What files are created when exporting a model to ONNX?

The export process creates three essential files: model.onnx (the actual neural network, typically 1-5GB), tokenizer.json (HuggingFace tokenizer configuration), and config.json (model metadata and parameters).

How does the text generation pipeline work?

The pipeline follows these steps: 1) Encode the prompt into input IDs using the tokenizer, 2) For each generation step, create input tensors and run the model, 3) Sample a token using argmax, temperature, or nucleus sampling, 4) Append the token to the sequence, 5) Decode newly-generated tokens back to UTF-8 text.

What performance optimizations can I implement?

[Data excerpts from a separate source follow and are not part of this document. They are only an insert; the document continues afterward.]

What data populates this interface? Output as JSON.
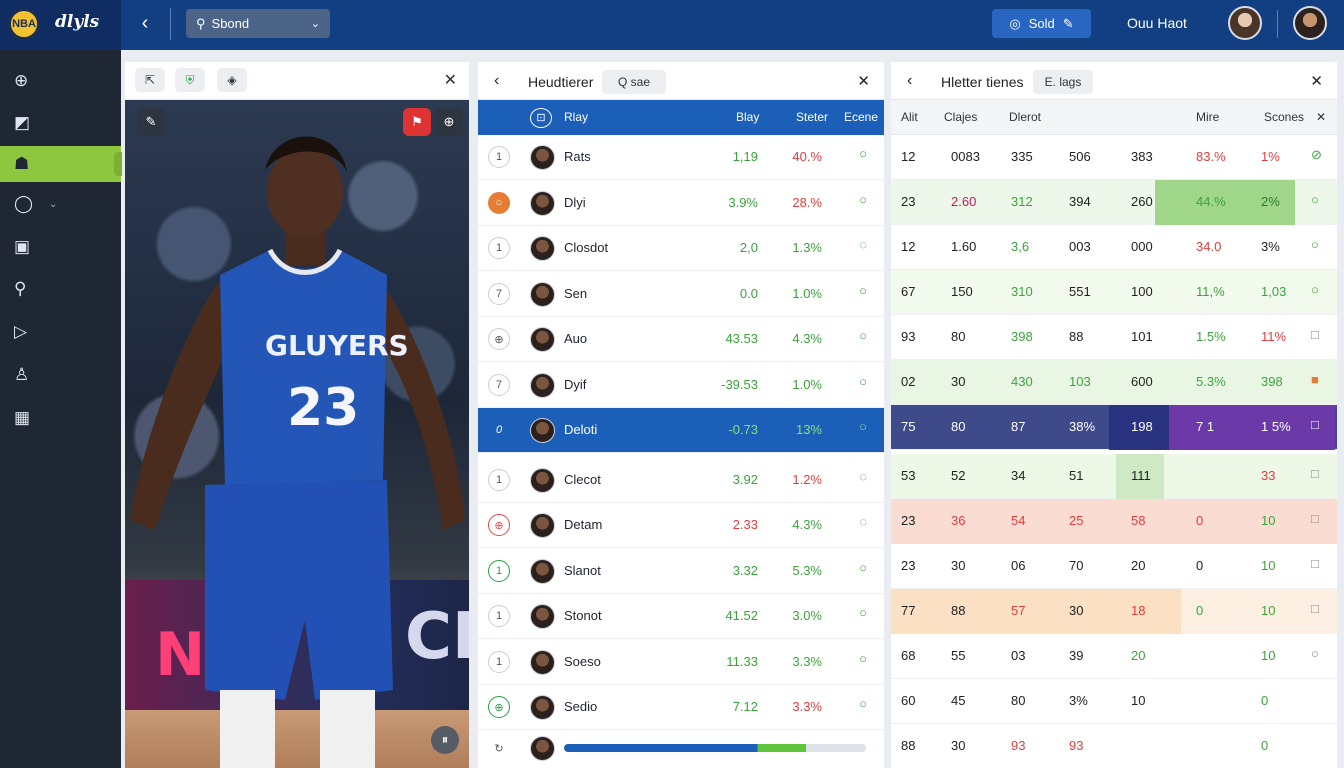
{
  "topbar": {
    "logo_badge": "NBA",
    "logo_text": "dlyls",
    "search_label": "Sbond",
    "pill_label": "Sold",
    "user_name": "Ouu Haot"
  },
  "sidebar": {
    "items": [
      {
        "icon": "plus-circle-icon",
        "glyph": "⊕"
      },
      {
        "icon": "edit-icon",
        "glyph": "◩"
      },
      {
        "icon": "team-icon",
        "glyph": "☗",
        "active": true
      },
      {
        "icon": "refresh-icon",
        "glyph": "◯",
        "caret": "⌄"
      },
      {
        "icon": "calendar-icon",
        "glyph": "▣"
      },
      {
        "icon": "search-icon",
        "glyph": "⚲"
      },
      {
        "icon": "play-icon",
        "glyph": "▷"
      },
      {
        "icon": "user-icon",
        "glyph": "♙"
      },
      {
        "icon": "grid-icon",
        "glyph": "▦"
      }
    ]
  },
  "image_panel": {
    "jersey_team": "GLUYERS",
    "jersey_number": "23",
    "board_right": "CI",
    "board_left": "N",
    "close": "✕"
  },
  "list_panel": {
    "title": "Heudtierer",
    "tag": "Q sae",
    "columns": {
      "player": "Rlay",
      "c2": "Blay",
      "c3": "Steter",
      "c4": "Ecene"
    },
    "rows": [
      {
        "num": "1",
        "name": "Rats",
        "v1": "1,19",
        "v2": "40.%",
        "v2color": "red",
        "st": "○"
      },
      {
        "num": "○",
        "name": "Dlyi",
        "v1": "3.9%",
        "v2": "28.%",
        "v2color": "red",
        "st": "○",
        "numstyle": "orange"
      },
      {
        "num": "1",
        "name": "Closdot",
        "v1": "2,0",
        "v2": "1.3%",
        "v2color": "green",
        "st": "◌"
      },
      {
        "num": "7",
        "name": "Sen",
        "v1": "0.0",
        "v2": "1.0%",
        "v2color": "green",
        "st": "○"
      },
      {
        "num": "⊕",
        "name": "Auo",
        "v1": "43.53",
        "v2": "4.3%",
        "v2color": "green",
        "st": "○"
      },
      {
        "num": "7",
        "name": "Dyif",
        "v1": "-39.53",
        "v2": "1.0%",
        "v2color": "green",
        "st": "○"
      },
      {
        "num": "0",
        "name": "Deloti",
        "v1": "-0.73",
        "v2": "13%",
        "v2color": "green",
        "st": "○",
        "selected": true
      },
      {
        "num": "1",
        "name": "Clecot",
        "v1": "3.92",
        "v2": "1.2%",
        "v2color": "red",
        "st": "◌"
      },
      {
        "num": "⊕",
        "name": "Detam",
        "v1": "2.33",
        "v2": "4.3%",
        "v2color": "green",
        "st": "◌",
        "v1color": "red",
        "numstyle": "red"
      },
      {
        "num": "1",
        "name": "Slanot",
        "v1": "3.32",
        "v2": "5.3%",
        "v2color": "green",
        "st": "○",
        "numstyle": "green"
      },
      {
        "num": "1",
        "name": "Stonot",
        "v1": "41.52",
        "v2": "3.0%",
        "v2color": "green",
        "st": "○"
      },
      {
        "num": "1",
        "name": "Soeso",
        "v1": "11.33",
        "v2": "3.3%",
        "v2color": "green",
        "st": "○"
      },
      {
        "num": "⊕",
        "name": "Sedio",
        "v1": "7.12",
        "v2": "3.3%",
        "v2color": "red",
        "st": "○",
        "numstyle": "green"
      }
    ],
    "last_row_num": "↻",
    "last_row_progress": 0.8
  },
  "stats_panel": {
    "title": "Hletter tienes",
    "tag": "E. lags",
    "columns": [
      "Alit",
      "Clajes",
      "Dlerot",
      "Mire",
      "Scones"
    ],
    "rows": [
      [
        "12",
        "0083",
        "335",
        "506",
        "383",
        "83.%",
        "1%",
        "⊘"
      ],
      [
        "23",
        "2.60",
        "312",
        "394",
        "260",
        "44.%",
        "2%",
        "○"
      ],
      [
        "12",
        "1.60",
        "3,6",
        "003",
        "000",
        "34.0",
        "3%",
        "○"
      ],
      [
        "67",
        "150",
        "310",
        "551",
        "100",
        "11,%",
        "1,03",
        "○"
      ],
      [
        "93",
        "80",
        "398",
        "88",
        "101",
        "1.5%",
        "11%",
        "□"
      ],
      [
        "02",
        "30",
        "430",
        "103",
        "600",
        "5.3%",
        "398",
        "■"
      ],
      [
        "75",
        "80",
        "87",
        "38%",
        "198",
        "7 1",
        "1 5%",
        "□"
      ],
      [
        "53",
        "52",
        "34",
        "51",
        "111",
        "",
        "33",
        "□"
      ],
      [
        "23",
        "36",
        "54",
        "25",
        "58",
        "0",
        "10",
        "□"
      ],
      [
        "23",
        "30",
        "06",
        "70",
        "20",
        "0",
        "10",
        "□"
      ],
      [
        "77",
        "88",
        "57",
        "30",
        "18",
        "0",
        "10",
        "□"
      ],
      [
        "68",
        "55",
        "03",
        "39",
        "20",
        "",
        "10",
        "○"
      ],
      [
        "60",
        "45",
        "80",
        "3%",
        "10",
        "",
        "0",
        ""
      ],
      [
        "88",
        "30",
        "93",
        "93",
        "",
        "",
        "0",
        ""
      ]
    ]
  }
}
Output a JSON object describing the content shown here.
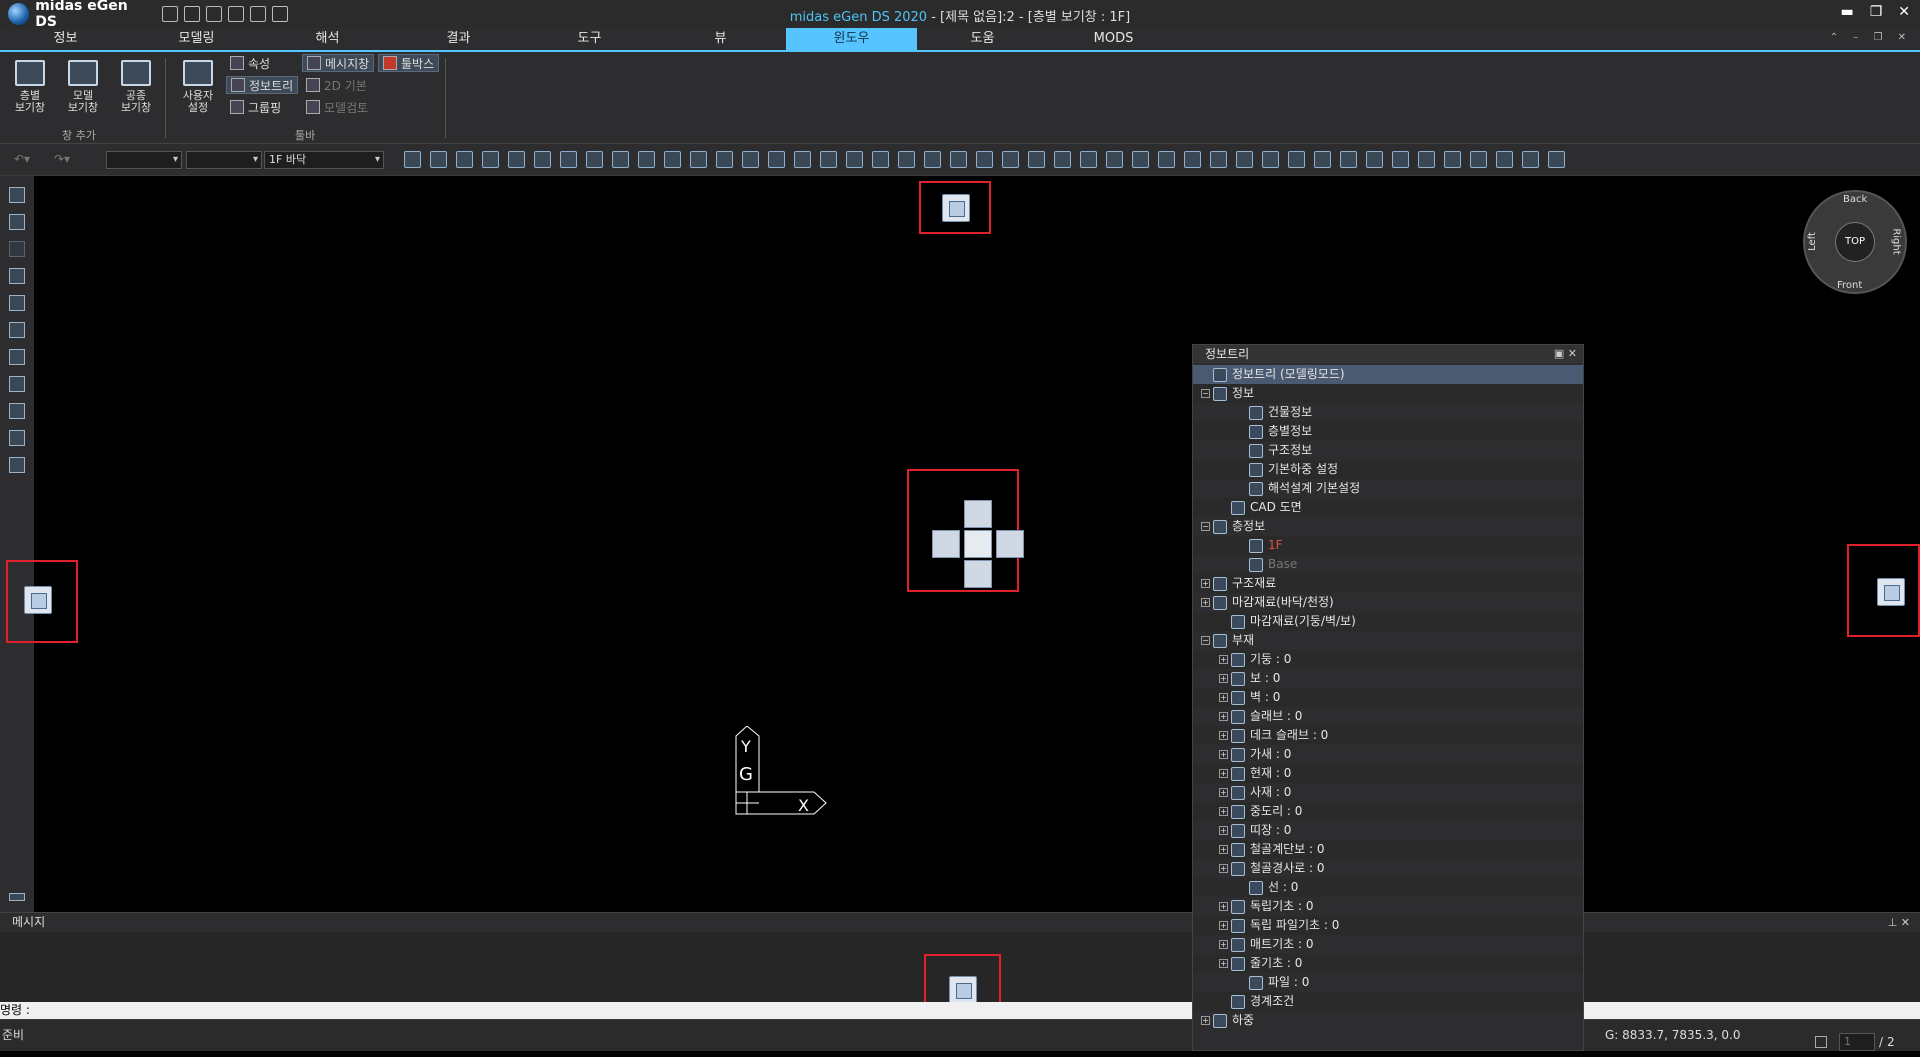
{
  "app": {
    "logo_text": "midas eGen DS",
    "title_app": "midas eGen DS 2020",
    "title_rest": " - [제목 없음]:2 - [층별 보기창 : 1F]"
  },
  "window_controls": {
    "minimize": "▬",
    "restore": "❐",
    "close": "✕"
  },
  "menu": [
    "정보",
    "모델링",
    "해석",
    "결과",
    "도구",
    "뷰",
    "윈도우",
    "도움",
    "MODS"
  ],
  "menu_active_index": 6,
  "ribbon": {
    "big_buttons": [
      {
        "label": "층별\n보기창"
      },
      {
        "label": "모델\n보기창"
      },
      {
        "label": "공종\n보기창"
      },
      {
        "label": "사용자\n설정"
      }
    ],
    "small_buttons": [
      {
        "label": "속성"
      },
      {
        "label": "정보트리"
      },
      {
        "label": "그룹핑"
      },
      {
        "label": "메시지창"
      },
      {
        "label": "2D 기본"
      },
      {
        "label": "모델검토"
      },
      {
        "label": "툴박스"
      }
    ],
    "groups": [
      "창 추가",
      "툴바"
    ]
  },
  "toolbar": {
    "floor_combo": "1F 바닥"
  },
  "viewport": {
    "axis": {
      "y": "Y",
      "g": "G",
      "x": "X"
    },
    "navcube": {
      "top": "TOP",
      "back": "Back",
      "front": "Front",
      "left": "Left",
      "right": "Right"
    }
  },
  "panel": {
    "title": "정보트리",
    "tree": [
      {
        "label": "정보트리 (모델링모드)",
        "level": 0,
        "pm": "",
        "sel": true
      },
      {
        "label": "정보",
        "level": 0,
        "pm": "−"
      },
      {
        "label": "건물정보",
        "level": 2,
        "pm": ""
      },
      {
        "label": "층별정보",
        "level": 2,
        "pm": ""
      },
      {
        "label": "구조정보",
        "level": 2,
        "pm": ""
      },
      {
        "label": "기본하중 설정",
        "level": 2,
        "pm": ""
      },
      {
        "label": "해석설계 기본설정",
        "level": 2,
        "pm": ""
      },
      {
        "label": "CAD 도면",
        "level": 1,
        "pm": ""
      },
      {
        "label": "층정보",
        "level": 0,
        "pm": "−"
      },
      {
        "label": "1F",
        "level": 2,
        "pm": "",
        "cls": "red"
      },
      {
        "label": "Base",
        "level": 2,
        "pm": "",
        "cls": "gray"
      },
      {
        "label": "구조재료",
        "level": 0,
        "pm": "+"
      },
      {
        "label": "마감재료(바닥/천정)",
        "level": 0,
        "pm": "+"
      },
      {
        "label": "마감재료(기둥/벽/보)",
        "level": 1,
        "pm": ""
      },
      {
        "label": "부재",
        "level": 0,
        "pm": "−"
      },
      {
        "label": "기둥 : 0",
        "level": 1,
        "pm": "+"
      },
      {
        "label": "보 : 0",
        "level": 1,
        "pm": "+"
      },
      {
        "label": "벽 : 0",
        "level": 1,
        "pm": "+"
      },
      {
        "label": "슬래브 : 0",
        "level": 1,
        "pm": "+"
      },
      {
        "label": "데크 슬래브 : 0",
        "level": 1,
        "pm": "+"
      },
      {
        "label": "가새 : 0",
        "level": 1,
        "pm": "+"
      },
      {
        "label": "현재 : 0",
        "level": 1,
        "pm": "+"
      },
      {
        "label": "사재 : 0",
        "level": 1,
        "pm": "+"
      },
      {
        "label": "중도리 : 0",
        "level": 1,
        "pm": "+"
      },
      {
        "label": "띠장 : 0",
        "level": 1,
        "pm": "+"
      },
      {
        "label": "철골계단보 : 0",
        "level": 1,
        "pm": "+"
      },
      {
        "label": "철골경사로 : 0",
        "level": 1,
        "pm": "+"
      },
      {
        "label": "선 : 0",
        "level": 2,
        "pm": ""
      },
      {
        "label": "독립기초 : 0",
        "level": 1,
        "pm": "+"
      },
      {
        "label": "독립 파일기초 : 0",
        "level": 1,
        "pm": "+"
      },
      {
        "label": "매트기초 : 0",
        "level": 1,
        "pm": "+"
      },
      {
        "label": "줄기초 : 0",
        "level": 1,
        "pm": "+"
      },
      {
        "label": "파일 : 0",
        "level": 2,
        "pm": ""
      },
      {
        "label": "경계조건",
        "level": 1,
        "pm": ""
      },
      {
        "label": "하중",
        "level": 0,
        "pm": "+"
      }
    ]
  },
  "message": {
    "title": "메시지"
  },
  "command": {
    "label": "명령 :"
  },
  "status": {
    "text": "준비",
    "coord": "G: 8833.7, 7835.3, 0.0",
    "page_current": "1",
    "page_sep": "/",
    "page_total": "2"
  }
}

Key optimizations include: batching multiple sequences together, implementing KV-Cache for Transformers, using quantization (int8) with ONNX Runtime tooling, and enabling GPU providers like CUDA, DirectML, or ROCm for hardware acceleration.

How do I add conversation memory to my chat bot?

Store the last n (user, assistant) pairs so replies remain contextual. This allows the bot to reference previous parts of the conversation and provide more coherent, context-aware responses.

What are the main deployment considerations?

Consider model size (quantize or distill large models), memory usage (monitor RSS and use streaming outputs), concurrency (use multi-threaded Tokio or Actix-web API), and target device (CPU by default, enable CUDA for speed-ups).

How do I implement streaming token generation?

Use a callback function approach with generate_streaming method that renders tokens as soon as they are produced. This provides a snappier user experience by showing partial responses in real-time rather than waiting for the complete response.

What sampling techniques can I use instead of argmax?

For more creative replies, you can implement temperature sampling (divide logits by temperature) and top-p sampling (sample only from the top-p cumulative probability mass). Argmax is deterministic but boring, while these techniques add controlled randomness to responses.